Figure 2: Task suites and challenges. In this figure, we see the collaborative and embodied reasoning challenges displayed. In the cooking and crafting tasks, the agents need to delegate tasks, share resources and use embodied planning to manipulate the world of Minecraft. In the construction tasks, the agents need to navigate and coordinate in the space to ensure they consistently build towards their objective without undoing any progress the other agents have made. All together these tasks comprehensively test collaborative and embodied reasoning.
Task Design
Tasks are procedurally generated, involving complex interactions such as ingredient collection for cooking, material sharing for crafting, and blueprint adherence for construction. Success in these tasks is measured by either completing the prescribed goal or achieving minimal edit distance from the desired state.
Dataset Creation
A dataset derived from 2,000 trials with LLaMA-70B model includes successful runs and examples, facilitating SFT data generation for underperforming models. The platform allows for easy creation of additional high-quality data.
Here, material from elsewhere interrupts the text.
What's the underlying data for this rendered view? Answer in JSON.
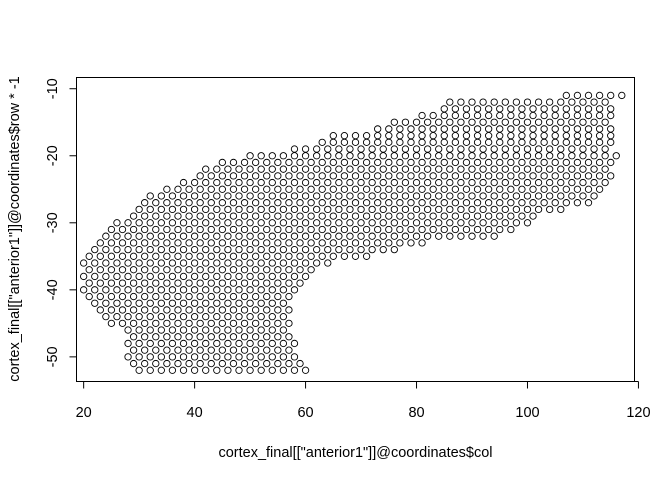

Figure 3: Cooking number of agents ablation.
Experimental Evaluation
Experiments conducted using the MineCollab tasks indicate that current state-of-the-art LLMs struggle with both embodied reasoning and communication efficacy. Performance metrics reveal that task success is heavily reliant on communication quality and strategic resource management.
Complexity Analysis
Analysis of task complexity shows a decline in success rates with more agents (due to coordination overhead) and with increased task complexity (due to horizon length and resource management challenges). The results demonstrate the inadequacy of standard LLM techniques, urging advancements in multi-agent coordination frameworks.
Conclusions
The framework presented in this paper signifies substantial advancement in multi-agent collaboration in embodied AI environments. The findings emphasize the need to develop more sophisticated methods for agent communication and coordination, paving the way for future breakthroughs in collaborative AI systems. This work sets a foundation for exploring the intersection of natural language processing and embodied AI, promoting the development of more communicative and adaptable AI agents.